Although Thailand's gross domestic product growth recovered to 3.2% in 2016, from 0.8% in 2014, it is still far behind the 7-8% expansions seen among its developing neighbors and the ASEAN average of 4.5% growth.
Thursday's conference primarily addressed capital market investors, and was joined by representatives from roughly 30 international funds with a total of about $6.3 trillion in assets under management.
Stock Exchange of Thailand President Kesara Manchusree said that in any form, whether in the real sector or the capital market, foreign investment is crucial to reviving Thailand's economy. "The government is trying to stimulate the economy by expanding infrastructure projects, but these projects need funding from the private sector, too," she told the Nikkei Asian Review.
One project the government is heavily promoting is the Eastern Economic Corridor, a new special economic zone that spans three provinces on Thailand's eastern seaboard. To attract high-tech industries to the area, the government plans to upgrade infrastructure such as airports and seaports with a total investment of 1.5 trillion baht ($44 billion) over the next five years. This will be shouldered by both the public and private sectors.

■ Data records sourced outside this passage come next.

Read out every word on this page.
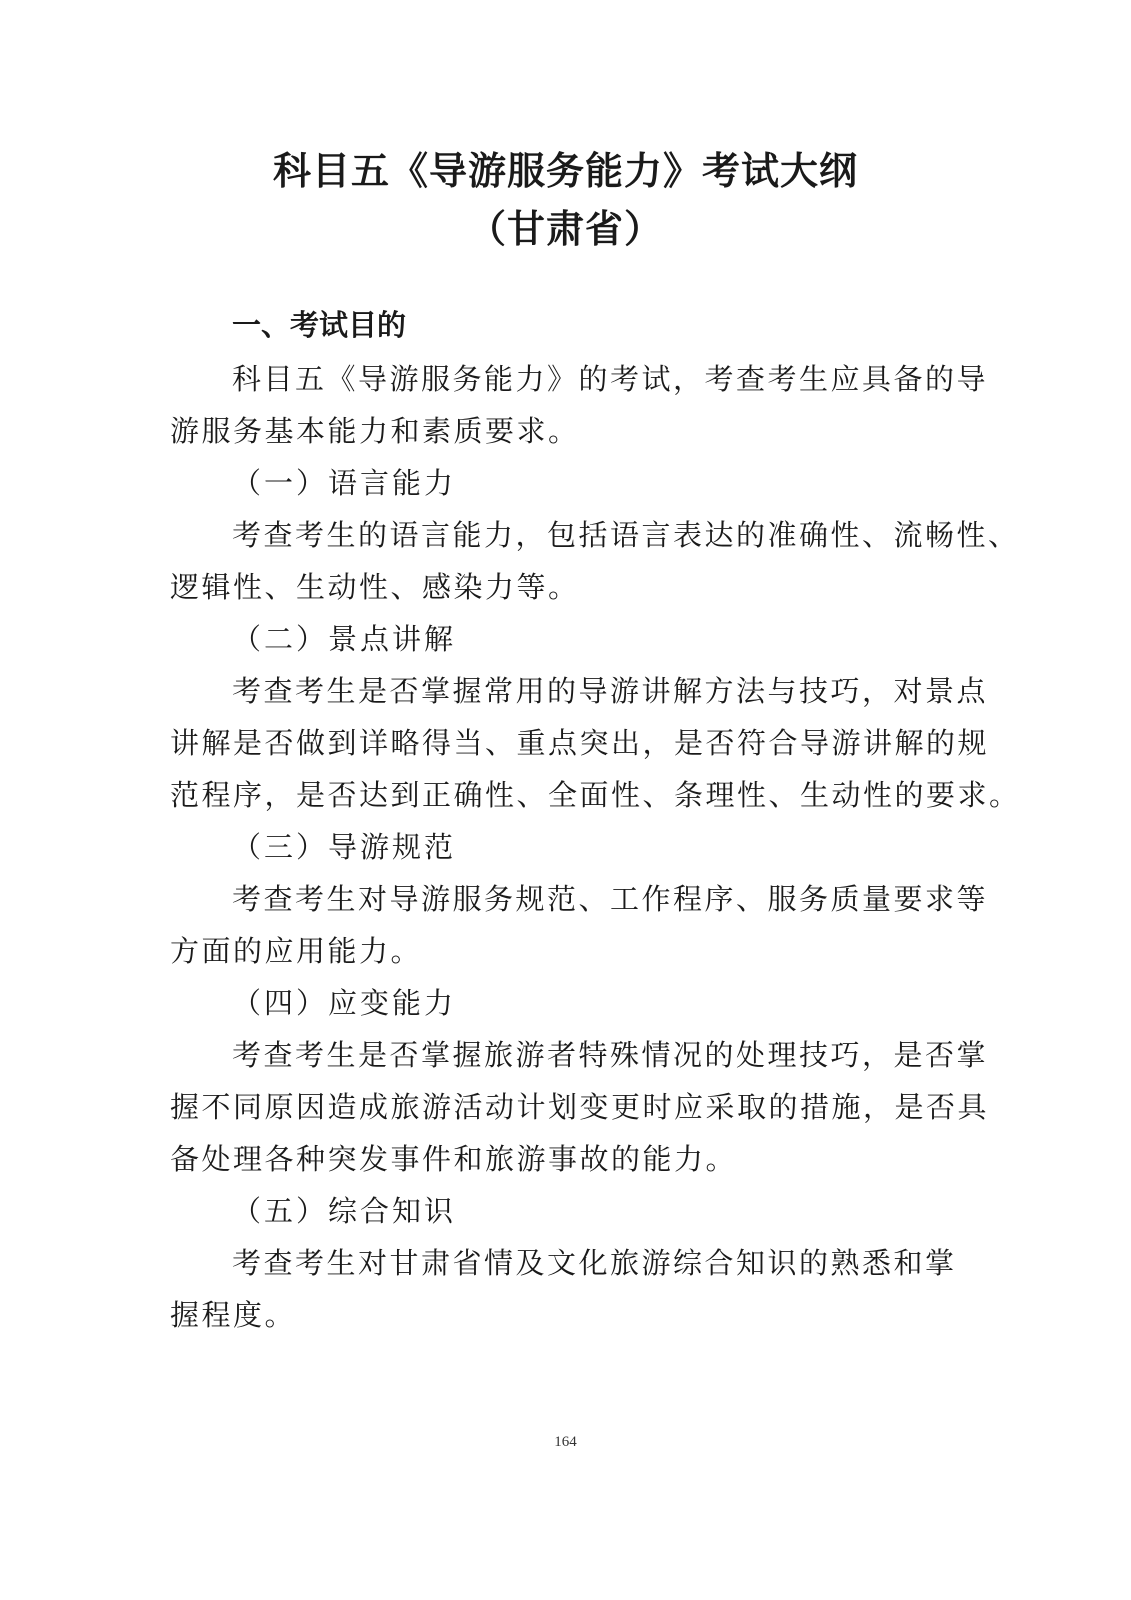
科目五《导游服务能力》考试大纲
（甘肃省）
一、考试目的
科目五《导游服务能力》的考试，考查考生应具备的导
游服务基本能力和素质要求。
（一）语言能力
考查考生的语言能力，包括语言表达的准确性、流畅性、
逻辑性、生动性、感染力等。
（二）景点讲解
考查考生是否掌握常用的导游讲解方法与技巧，对景点
讲解是否做到详略得当、重点突出，是否符合导游讲解的规
范程序，是否达到正确性、全面性、条理性、生动性的要求。
（三）导游规范
考查考生对导游服务规范、工作程序、服务质量要求等
方面的应用能力。
（四）应变能力
考查考生是否掌握旅游者特殊情况的处理技巧，是否掌
握不同原因造成旅游活动计划变更时应采取的措施，是否具
备处理各种突发事件和旅游事故的能力。
（五）综合知识
考查考生对甘肃省情及文化旅游综合知识的熟悉和掌
握程度。
164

"Companies need to convince the foreign investors to raise more funds," Kesara said. Although the Thai bourse boasted the region's highest liquidity and largest jump in the benchmark index in 2016, this was largely due to the strong presence of domestic retail investors. The foreign investor base is small, accounting for just 20% of trade, as many fled the market after the 2014 coup.
"If all the infrastructure comes online as promised, it would be crucial for the Thai economy," said one foreign banker, who said Thailand has "not been so attractive compared to other Asian countries" due to the military regime.
"Foreign investors have been unable to determine the direction of Thailand due to political issues," Prinn Panitchpakdi, managing director of CLSA Securities (Thailand), told the Nikkei Asian Review. "I hope that the foreign investors were assured by the direct words and promises of the prime minister and his team."